Two other possible explanations of these cells must be noted. The first explanation is that the strands may represent an extremely well developed Golgi apparatus. However, the extent of the strands in relation to the size of the cells tends to negate this suggestion; also it is not understood what would bind the stain if these strands were part of a Golgi apparatus. A second "explanation" is that the "strands" are manifestations of some other cellular constituent, such as microtubules, or are arrangements of particular substances. This is a question which probably could be solved with the electron microscope.

Pigment: In a previous study (Wineera, 1969) it was concluded that the pigment granules of P. stephensoni were distributed at the sites of connective tissue fibres particularly where these fibres course between the muscle fibres of the dorsal body wall. This view can no longer be held.

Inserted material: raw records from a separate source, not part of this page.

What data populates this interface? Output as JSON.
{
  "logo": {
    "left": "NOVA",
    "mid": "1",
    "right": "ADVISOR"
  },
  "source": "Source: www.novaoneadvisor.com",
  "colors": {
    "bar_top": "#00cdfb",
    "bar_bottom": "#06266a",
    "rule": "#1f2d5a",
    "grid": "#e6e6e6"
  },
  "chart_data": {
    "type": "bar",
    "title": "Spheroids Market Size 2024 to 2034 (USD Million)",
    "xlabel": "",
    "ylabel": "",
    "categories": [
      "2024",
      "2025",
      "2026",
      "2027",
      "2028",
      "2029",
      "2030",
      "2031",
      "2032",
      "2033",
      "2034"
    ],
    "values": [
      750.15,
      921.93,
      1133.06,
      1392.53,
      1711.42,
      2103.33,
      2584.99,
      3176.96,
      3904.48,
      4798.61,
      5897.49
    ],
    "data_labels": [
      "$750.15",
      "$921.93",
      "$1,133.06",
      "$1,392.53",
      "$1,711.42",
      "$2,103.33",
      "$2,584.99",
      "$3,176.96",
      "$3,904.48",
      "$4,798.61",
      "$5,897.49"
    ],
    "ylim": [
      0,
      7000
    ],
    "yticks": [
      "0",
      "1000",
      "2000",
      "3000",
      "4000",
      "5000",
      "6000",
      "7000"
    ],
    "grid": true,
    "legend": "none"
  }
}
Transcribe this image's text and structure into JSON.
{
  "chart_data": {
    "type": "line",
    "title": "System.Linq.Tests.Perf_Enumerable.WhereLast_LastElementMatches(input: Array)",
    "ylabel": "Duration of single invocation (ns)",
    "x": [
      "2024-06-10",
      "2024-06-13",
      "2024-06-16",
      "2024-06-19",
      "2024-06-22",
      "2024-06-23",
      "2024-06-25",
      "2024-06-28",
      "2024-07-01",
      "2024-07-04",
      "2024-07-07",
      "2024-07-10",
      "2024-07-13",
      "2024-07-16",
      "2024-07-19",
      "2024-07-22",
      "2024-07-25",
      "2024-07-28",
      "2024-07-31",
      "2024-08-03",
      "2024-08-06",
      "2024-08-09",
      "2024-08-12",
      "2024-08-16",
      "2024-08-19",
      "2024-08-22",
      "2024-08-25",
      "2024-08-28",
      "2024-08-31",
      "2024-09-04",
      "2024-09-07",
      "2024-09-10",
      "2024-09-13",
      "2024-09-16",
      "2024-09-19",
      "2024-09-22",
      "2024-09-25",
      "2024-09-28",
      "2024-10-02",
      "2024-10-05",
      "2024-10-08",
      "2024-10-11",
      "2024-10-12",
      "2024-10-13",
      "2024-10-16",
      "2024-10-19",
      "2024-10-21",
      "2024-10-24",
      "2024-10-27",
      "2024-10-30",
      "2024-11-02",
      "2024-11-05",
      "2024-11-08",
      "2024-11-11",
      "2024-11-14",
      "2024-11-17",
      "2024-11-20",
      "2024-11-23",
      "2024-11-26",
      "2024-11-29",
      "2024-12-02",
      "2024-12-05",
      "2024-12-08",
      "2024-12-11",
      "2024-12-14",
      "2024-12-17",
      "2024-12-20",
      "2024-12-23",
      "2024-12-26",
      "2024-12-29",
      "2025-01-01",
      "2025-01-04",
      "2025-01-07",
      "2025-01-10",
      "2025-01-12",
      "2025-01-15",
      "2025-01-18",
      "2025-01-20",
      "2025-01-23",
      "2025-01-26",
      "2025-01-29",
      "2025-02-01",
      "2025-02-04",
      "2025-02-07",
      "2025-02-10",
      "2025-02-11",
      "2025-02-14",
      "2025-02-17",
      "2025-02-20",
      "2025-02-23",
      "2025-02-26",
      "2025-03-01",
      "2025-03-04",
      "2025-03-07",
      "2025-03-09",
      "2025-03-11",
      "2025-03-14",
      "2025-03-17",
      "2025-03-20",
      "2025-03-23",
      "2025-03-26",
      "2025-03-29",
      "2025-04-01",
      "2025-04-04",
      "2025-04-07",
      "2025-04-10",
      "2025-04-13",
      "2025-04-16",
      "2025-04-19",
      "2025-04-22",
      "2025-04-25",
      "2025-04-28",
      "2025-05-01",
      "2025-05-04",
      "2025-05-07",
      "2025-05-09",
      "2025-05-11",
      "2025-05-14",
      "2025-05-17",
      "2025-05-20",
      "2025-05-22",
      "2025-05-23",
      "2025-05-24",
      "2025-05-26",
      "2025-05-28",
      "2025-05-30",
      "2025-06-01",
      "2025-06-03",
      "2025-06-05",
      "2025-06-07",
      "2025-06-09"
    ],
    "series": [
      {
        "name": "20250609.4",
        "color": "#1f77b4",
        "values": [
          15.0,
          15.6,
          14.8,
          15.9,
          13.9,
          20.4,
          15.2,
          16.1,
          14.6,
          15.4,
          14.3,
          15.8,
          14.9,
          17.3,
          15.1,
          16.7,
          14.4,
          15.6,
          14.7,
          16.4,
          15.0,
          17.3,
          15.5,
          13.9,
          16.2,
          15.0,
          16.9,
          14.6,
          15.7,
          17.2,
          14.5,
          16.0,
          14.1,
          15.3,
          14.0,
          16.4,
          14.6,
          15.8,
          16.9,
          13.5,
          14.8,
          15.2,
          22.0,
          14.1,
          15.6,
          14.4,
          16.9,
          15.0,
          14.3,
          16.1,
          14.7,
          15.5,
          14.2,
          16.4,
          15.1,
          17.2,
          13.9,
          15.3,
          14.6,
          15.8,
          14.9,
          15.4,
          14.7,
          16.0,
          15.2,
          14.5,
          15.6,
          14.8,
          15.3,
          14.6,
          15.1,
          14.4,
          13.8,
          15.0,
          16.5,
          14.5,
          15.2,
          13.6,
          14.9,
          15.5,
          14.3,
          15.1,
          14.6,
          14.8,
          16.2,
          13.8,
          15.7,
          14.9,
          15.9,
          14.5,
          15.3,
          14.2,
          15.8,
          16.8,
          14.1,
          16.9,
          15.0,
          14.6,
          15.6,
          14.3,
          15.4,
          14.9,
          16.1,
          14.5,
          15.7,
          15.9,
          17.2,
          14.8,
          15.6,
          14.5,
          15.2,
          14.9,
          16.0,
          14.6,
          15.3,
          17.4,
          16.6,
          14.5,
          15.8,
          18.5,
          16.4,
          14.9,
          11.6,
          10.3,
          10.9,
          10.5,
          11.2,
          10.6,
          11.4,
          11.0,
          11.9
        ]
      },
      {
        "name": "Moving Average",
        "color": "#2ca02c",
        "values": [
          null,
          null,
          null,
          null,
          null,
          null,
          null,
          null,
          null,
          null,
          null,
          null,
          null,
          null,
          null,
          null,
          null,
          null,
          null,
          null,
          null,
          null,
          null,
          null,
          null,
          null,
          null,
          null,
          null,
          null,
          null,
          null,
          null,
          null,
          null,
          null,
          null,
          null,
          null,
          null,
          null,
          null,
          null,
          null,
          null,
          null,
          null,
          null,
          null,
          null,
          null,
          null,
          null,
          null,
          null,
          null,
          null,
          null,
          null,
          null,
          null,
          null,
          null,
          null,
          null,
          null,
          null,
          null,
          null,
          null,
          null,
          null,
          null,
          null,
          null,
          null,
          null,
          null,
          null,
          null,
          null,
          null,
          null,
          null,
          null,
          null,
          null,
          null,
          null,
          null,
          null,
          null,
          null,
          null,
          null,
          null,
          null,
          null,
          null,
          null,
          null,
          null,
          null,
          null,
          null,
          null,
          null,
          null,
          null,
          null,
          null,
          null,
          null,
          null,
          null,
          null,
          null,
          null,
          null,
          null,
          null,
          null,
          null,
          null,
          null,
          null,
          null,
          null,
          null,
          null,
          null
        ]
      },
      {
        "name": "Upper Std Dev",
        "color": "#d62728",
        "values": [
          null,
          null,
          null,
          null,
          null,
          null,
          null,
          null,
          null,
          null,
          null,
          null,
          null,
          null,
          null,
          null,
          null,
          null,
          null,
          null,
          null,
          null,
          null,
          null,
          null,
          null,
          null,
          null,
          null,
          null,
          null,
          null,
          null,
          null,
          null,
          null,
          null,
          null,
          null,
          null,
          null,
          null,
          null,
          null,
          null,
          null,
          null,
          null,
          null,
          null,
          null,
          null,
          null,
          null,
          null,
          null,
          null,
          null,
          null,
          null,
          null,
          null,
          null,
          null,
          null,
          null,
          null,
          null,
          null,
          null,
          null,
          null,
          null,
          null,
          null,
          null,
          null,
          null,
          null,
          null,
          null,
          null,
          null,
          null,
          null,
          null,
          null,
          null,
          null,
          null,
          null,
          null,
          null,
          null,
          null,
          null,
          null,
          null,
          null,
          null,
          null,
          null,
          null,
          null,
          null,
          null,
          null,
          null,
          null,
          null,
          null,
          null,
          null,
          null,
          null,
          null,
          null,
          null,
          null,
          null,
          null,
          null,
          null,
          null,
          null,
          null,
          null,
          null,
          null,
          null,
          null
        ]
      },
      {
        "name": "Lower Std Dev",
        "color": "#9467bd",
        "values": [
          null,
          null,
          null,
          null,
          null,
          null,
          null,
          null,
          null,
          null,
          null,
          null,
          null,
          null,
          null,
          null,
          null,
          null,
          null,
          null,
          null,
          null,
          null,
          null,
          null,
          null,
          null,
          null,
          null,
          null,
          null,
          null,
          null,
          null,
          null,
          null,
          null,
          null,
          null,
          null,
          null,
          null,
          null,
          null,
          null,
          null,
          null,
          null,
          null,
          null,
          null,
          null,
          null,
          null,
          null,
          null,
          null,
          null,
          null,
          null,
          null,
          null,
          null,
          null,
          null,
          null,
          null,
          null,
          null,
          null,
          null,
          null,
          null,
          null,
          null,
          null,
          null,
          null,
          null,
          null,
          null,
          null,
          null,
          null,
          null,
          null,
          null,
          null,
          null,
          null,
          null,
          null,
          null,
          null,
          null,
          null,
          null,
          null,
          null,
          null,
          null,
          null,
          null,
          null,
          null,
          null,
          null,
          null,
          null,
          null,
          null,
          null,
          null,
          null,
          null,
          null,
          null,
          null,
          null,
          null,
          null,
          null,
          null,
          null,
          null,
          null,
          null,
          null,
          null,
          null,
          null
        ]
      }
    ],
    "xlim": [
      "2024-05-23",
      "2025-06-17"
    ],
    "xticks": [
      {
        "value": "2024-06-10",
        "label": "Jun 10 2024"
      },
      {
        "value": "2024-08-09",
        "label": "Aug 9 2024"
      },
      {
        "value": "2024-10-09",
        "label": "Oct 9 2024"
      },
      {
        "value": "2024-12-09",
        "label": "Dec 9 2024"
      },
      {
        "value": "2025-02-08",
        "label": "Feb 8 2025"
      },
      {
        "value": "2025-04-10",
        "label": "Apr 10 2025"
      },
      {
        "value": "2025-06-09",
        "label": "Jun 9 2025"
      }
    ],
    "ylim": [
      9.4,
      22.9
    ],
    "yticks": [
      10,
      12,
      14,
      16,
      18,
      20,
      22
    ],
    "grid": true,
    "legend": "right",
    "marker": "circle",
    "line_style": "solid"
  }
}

It is now clear from this present study that pigment is present in distinct pigment cells which are located in the parenchyma. Pigment cells "in vitro" are rounded in shape (Pl. 2, Fig. 4A, 4B). However, the shape of the cells "in vivo" probably is more stellate, and they probably ramify between muscle cells in order to appear as they do in sections. Support for this view is given by Needham (1965, p.210) who states that pigment in Polycelis nigra (a fresh water triclad) occurs in "fairly orthodox asteroid cells". However, Skaer (1961) states that Polycelis pigment occurs within muscle cells and nerve cells.